É evidente que a rapidez no trabalho é um fator importante na produção; de modo que há motivo para perguntar se com este sistema se obteria a necessária velocidade. Respondemos que há dois tipos de rapidez: a que vi numa fábrica de fitas em Nottingham, onde homens adultos, com mão se cabeças trêmulas, trabalhavam de maneira intensa, ligando os restos de fios que sobram nas bobinas, não sendo possível seguir com os olhos a rapidez dos seus movimentos. Mas o próprio fato de se necessitar de um trabalho tão violento é a maior condenação do sistema da grande indústria. O que resta do ser humano atrás destes corpos tão trêmulos? Quais serão as consequências disto? Para que tal desgaste da força humana, quando ela poderia produzir dez vezes o valor do resto do fio que se pretende aproveitar? Este tipo de rapidez só se justifica em função da economia resultante do trabalho escravo na fábrica. Por este motivo não devemos esperar que nenhum colégio aspire a semelhante rapidez no trabalho. Mas existe também a rapidez que representa uma economia de tempo dos operários habilidosos, a que se obtém por meio da educação que apregoamos.

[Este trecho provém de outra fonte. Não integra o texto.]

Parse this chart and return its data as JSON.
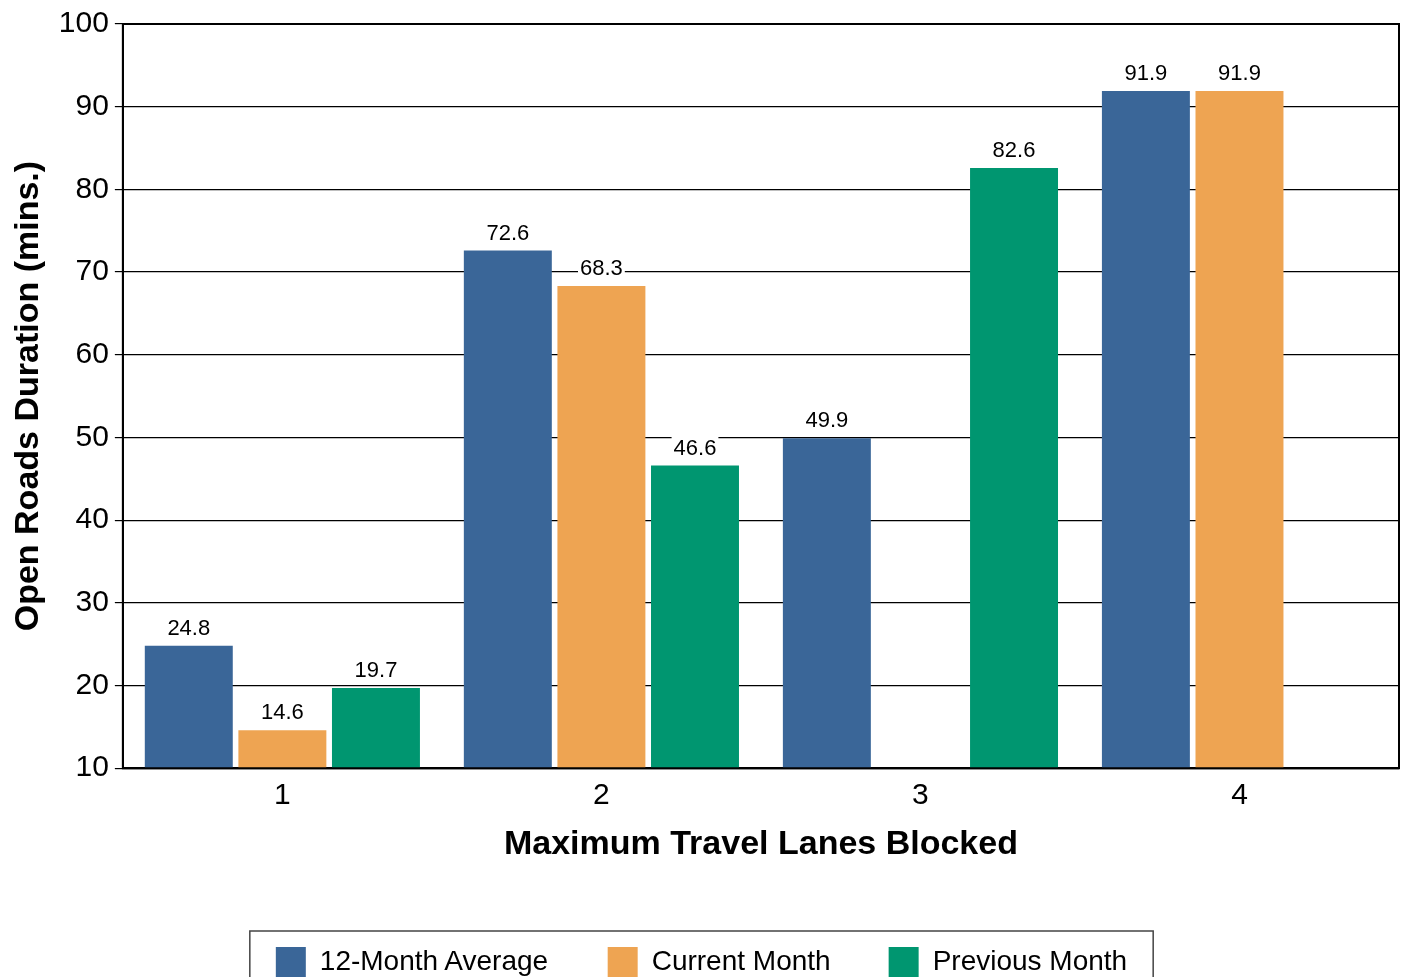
{
  "chart_data": {
    "type": "bar",
    "xlabel": "Maximum Travel Lanes Blocked",
    "ylabel": "Open Roads Duration (mins.)",
    "categories": [
      "1",
      "2",
      "3",
      "4"
    ],
    "series": [
      {
        "name": "12-Month Average",
        "color": "#3a6698",
        "values": [
          24.8,
          72.6,
          49.9,
          91.9
        ]
      },
      {
        "name": "Current Month",
        "color": "#eea452",
        "values": [
          14.6,
          68.3,
          null,
          91.9
        ]
      },
      {
        "name": "Previous Month",
        "color": "#009670",
        "values": [
          19.7,
          46.6,
          82.6,
          null
        ]
      }
    ],
    "ylim": [
      10,
      100
    ],
    "yticks": [
      10,
      20,
      30,
      40,
      50,
      60,
      70,
      80,
      90,
      100
    ],
    "grid": "y",
    "legend": "bottom",
    "data_labels": true
  }
}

Por mais simples que seja o trabalho, o operário instruído o realizará melhor e mais rápido do que o que carece de instrução. Observe-se, por exemplo, como faz um bom operário para cortar qualquer coisa; suponhamos que se trate de um pedaço de cartolina; é fácil comparar os seus movimentos com os de alguém não adestrado. Este toma a cartolina, pega o instrumento de corte sem olhá-lo, traça uma linha de qualquer jeito e começa a cortar; estará cansado no meio do trabalho, e quando terminar vai ver que o que fez não tem valor algum. E aquele, ao contrário, começará examinando o material que vai utilizar, ajeitando-o se for necessário, traçará a linha com exatidão, segurará ao mesmo tempo a cartolina e a régua, pegará com habilidade o instrumento de corte, cortará facilmente, apresentando assim um trabalho bem feito. Este é o tipo de rapidez que economiza tempo. Assim deve ser com o trabalho humano, e o melhor meio de obtê-la é através da melhor instrução possível. Os grandes mestres pintavam com uma rapidez surpreendente, mas isto era resultante do grande desenvolvimento de sua inteligência e imaginação, de uma delicada concepção do belo e de uma fina percepção das cores. E este é o tipo de trabalho rápido que faz falta à humanidade.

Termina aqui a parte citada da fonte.